Delirium is a ‘disturbance in consciousness’ (DSM IV) which manifests as confusion and often multi-sensory hallucination. It arises when acute illness and its treatments overwhelm the brain. The more vulnerable we are, the more likely we are to experience delirium. Even in a normal hospital ward as many as one in five will be delirious, but in intensive care prevalence can rise to 80%. Delirium is often traumatising not just for those who experience it, but for their families and for care staff. It is associated with post-traumatic stress disorder and long-term cognitive damage. Yet it is neither researched nor treated at a level which matches the experience.

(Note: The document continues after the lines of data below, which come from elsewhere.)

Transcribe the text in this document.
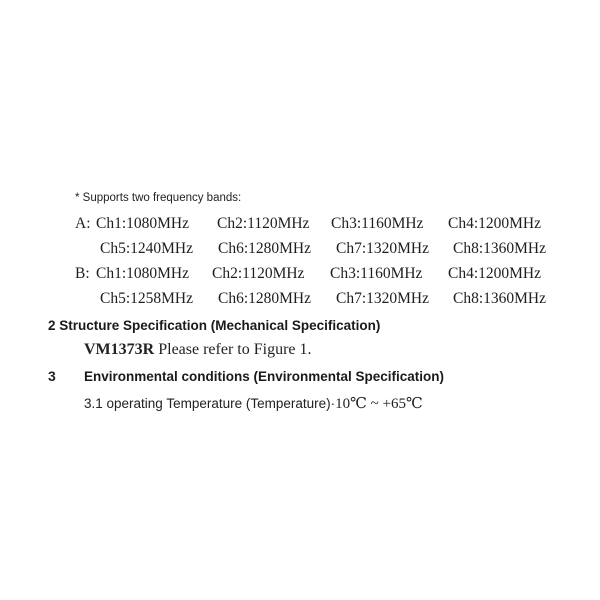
* Supports two frequency bands:
A: Ch1:1080MHz Ch2:1120MHz Ch3:1160MHz Ch4:1200MHz
Ch5:1240MHz Ch6:1280MHz Ch7:1320MHz Ch8:1360MHz
B: Ch1:1080MHz Ch2:1120MHz Ch3:1160MHz Ch4:1200MHz
Ch5:1258MHz Ch6:1280MHz Ch7:1320MHz Ch8:1360MHz
2 Structure Specification (Mechanical Specification)
VM1373R Please refer to Figure 1.
3 Environmental conditions (Environmental Specification)
3.1 operating Temperature (Temperature)·10℃ ~ +65℃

Victoria (piano, vocals), Quinta (viola, vocals) and Chris Letcher (guitar) will play excerpts from the first Delirium song-cycle, followed by a discussion of both this project, and the different approaches and initial findings from the new study.
This ongoing project is an attempt to understand delirium through musical compositions based on interviews with people who have experienced delirium, families, carers, and clinical staff. It began in 2013 with a song-cycle – Delirium – which interweaves a series of interviews with live music; the cycle has been performed in a variety of public, clinical and educational settings in the UK, and was shortlisted for the inaugural Medicine Unboxed Creative Prize in 2014. Victoria is now part-way through a masters in Health Communication and Music, focused on delirium, which will lead to new compositions based on interviews from a South African teaching hospital.